Con pocas diferencias, en la práctica, entre países y gobiernos, la ola de globalización económica en la que se inserta la crisis financiera actual ha venido avanzando sobre unos valores que en poco se parecen a los que defendía el primer impulsor de la especialización y el crecimiento de los mercados. Frente al “consumid, consumid” (malditos, añadiría alguien) que se viene predicando desde altos púlpitos para hacer frente a los desafíos del sistema económico actual, Adam Smith abogaría por la laboriosidad y, más importante aún, por la prudencia, la sobriedad y la frugalidad, y frente a las críticas al egoísmo, defendería su creencia en la compatibilidad y armonía de los intereses privados y el bien público que procuran.

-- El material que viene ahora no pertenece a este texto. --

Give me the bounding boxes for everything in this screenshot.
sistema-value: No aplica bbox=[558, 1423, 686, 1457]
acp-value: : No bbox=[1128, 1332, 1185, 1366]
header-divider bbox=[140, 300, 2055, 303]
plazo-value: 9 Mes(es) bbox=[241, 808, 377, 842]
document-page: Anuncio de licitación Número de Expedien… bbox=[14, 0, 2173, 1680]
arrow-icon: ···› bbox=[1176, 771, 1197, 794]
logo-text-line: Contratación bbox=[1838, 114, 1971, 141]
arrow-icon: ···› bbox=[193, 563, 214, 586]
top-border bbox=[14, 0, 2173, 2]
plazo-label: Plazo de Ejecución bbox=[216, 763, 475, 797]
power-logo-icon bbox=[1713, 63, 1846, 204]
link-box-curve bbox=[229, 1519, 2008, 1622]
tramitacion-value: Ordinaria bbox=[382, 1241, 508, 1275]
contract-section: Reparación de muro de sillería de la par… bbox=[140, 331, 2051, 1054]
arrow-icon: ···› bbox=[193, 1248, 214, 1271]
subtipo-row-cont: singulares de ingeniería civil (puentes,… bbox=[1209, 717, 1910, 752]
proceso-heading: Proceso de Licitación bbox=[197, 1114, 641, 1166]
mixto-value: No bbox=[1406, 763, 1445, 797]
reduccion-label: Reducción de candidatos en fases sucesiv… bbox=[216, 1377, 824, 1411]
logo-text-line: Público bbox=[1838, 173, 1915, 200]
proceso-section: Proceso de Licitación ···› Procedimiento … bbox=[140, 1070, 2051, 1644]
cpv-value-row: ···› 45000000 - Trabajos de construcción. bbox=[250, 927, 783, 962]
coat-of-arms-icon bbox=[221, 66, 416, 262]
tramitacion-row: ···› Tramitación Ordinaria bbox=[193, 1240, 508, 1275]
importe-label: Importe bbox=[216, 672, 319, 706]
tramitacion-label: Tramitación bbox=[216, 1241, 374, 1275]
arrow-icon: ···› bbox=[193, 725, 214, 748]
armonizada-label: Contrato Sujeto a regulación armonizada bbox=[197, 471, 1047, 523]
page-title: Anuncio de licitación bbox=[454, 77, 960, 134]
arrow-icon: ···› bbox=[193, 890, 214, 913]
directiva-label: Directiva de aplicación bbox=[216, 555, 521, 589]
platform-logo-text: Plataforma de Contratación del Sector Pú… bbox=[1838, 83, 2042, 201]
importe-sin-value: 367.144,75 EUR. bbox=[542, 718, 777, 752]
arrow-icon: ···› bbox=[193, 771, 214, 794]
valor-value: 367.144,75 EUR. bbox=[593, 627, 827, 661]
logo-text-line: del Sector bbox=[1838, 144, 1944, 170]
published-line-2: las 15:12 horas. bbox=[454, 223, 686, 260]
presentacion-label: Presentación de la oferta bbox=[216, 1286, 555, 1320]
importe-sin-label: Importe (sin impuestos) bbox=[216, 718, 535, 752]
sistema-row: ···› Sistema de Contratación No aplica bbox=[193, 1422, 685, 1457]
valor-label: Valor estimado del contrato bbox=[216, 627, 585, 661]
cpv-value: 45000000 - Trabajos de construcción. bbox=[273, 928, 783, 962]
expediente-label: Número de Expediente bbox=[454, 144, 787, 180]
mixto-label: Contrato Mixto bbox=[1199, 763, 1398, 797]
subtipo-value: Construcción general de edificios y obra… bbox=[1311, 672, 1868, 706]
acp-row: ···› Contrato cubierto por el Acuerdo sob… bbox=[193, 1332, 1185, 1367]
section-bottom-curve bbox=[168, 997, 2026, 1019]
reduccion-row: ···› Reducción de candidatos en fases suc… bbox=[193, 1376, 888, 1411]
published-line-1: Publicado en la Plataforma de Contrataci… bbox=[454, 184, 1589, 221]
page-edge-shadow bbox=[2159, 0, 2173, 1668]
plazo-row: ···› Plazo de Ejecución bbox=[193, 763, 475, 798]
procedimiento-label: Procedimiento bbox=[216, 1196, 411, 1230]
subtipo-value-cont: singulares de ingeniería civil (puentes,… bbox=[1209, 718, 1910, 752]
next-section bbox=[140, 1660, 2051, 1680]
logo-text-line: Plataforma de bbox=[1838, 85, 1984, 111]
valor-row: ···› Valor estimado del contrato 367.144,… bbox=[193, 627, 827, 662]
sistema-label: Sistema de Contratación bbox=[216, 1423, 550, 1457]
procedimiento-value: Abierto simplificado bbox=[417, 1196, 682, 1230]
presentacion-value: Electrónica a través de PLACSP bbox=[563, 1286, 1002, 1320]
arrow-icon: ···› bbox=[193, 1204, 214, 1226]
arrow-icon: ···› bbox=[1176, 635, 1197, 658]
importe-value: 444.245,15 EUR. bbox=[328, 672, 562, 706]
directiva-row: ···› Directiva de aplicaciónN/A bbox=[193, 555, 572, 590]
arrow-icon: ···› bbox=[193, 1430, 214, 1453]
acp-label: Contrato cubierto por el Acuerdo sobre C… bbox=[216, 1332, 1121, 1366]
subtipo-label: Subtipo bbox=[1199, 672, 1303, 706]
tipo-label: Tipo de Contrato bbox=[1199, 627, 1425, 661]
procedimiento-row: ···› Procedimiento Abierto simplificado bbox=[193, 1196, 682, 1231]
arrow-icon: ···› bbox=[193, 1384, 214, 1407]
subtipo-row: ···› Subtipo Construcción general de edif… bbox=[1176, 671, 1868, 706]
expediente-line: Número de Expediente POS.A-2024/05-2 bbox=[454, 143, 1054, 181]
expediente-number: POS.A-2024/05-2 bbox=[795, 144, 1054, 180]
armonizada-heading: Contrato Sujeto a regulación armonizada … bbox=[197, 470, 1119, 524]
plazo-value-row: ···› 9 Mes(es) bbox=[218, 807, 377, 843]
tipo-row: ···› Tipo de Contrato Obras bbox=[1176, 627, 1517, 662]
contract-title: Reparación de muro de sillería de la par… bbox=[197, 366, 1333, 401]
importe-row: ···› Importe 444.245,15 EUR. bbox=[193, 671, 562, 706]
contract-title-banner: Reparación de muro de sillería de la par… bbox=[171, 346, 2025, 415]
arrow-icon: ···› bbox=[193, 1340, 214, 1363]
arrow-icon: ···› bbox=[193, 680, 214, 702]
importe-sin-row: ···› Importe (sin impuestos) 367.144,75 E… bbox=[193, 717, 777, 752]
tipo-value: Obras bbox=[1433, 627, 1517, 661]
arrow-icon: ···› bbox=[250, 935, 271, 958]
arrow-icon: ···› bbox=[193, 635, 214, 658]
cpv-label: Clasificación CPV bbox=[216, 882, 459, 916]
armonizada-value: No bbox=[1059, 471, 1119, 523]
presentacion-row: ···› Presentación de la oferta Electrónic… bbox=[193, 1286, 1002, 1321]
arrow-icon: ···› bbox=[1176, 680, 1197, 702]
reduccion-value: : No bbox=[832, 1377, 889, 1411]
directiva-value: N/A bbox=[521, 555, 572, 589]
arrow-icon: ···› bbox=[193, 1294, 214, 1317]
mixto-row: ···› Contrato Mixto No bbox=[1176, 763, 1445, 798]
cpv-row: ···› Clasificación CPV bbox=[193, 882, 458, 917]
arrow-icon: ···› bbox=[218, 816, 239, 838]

No es que hoy falten voces que critiquen el consumismo y la insostenibilidad del modelo económico vigente pero, a diferencia de A. Smith, carecen en general de su visión moral y económica del hombre y de un proyecto político plausible para hacer viable sus propuestas en un sistema democrático que defienda la libertad humana. Lo que hace moderno a Adam Smith en la situación actual –y como a él a otros padres del mejor liberalismo como John Stuart Mill o Tocqueville- es la idea de que ninguna organización política que promueve la libertad individual y la igualdad ante la ley es sostenible si los ciudadanos carecen de unos valores (o virtudes, que diría un clásico, aunque hoy ese término esté fuera de los discursos porque despierta sospechas), entre los que destacan la disciplina individual, una cierta lealtad y un espíritu de cohesión entre los miembros de la comunidad.
La codicia no es la responsable del caos financiero y económico actual -aunque está presente en los comportamientos más reprobables- ni es una consecuencia de la globalización, porque la codicia es una característica constante de la condición humana que ha dejado suficientes pruebas a lo largo de toda la historia de su potencial destructivo. La crítica a la codicia carece por tanto de relevancia intelectual para analizar la crisis, sobre todo cuando proviene de aquellos que pretenden desacreditar de plano a la economía de mercado, culpable para ellos de la parte sustancial de los males actuales del mundo: Sin embargo, la fatal arrogancia de la codicia es la clave para reparar en el hecho fundamental de que la globalización actual se ha realizado sin los contrapesos y condiciones que garantizan que el interés particular sirva al interés general, tal y como había previsto, quizás ingenuamente, Adam Smith. ¡Y cómo hubiera insistido en la importancia de los principios el catedrático de Lógica en Glasgow y el comisario de aduanas de Edimburgo si hubiera imaginado que los mercados grandes que postulaba iban a hacerse globales tras la implosión del denominado “socialismo real” a comienzos de los noventa!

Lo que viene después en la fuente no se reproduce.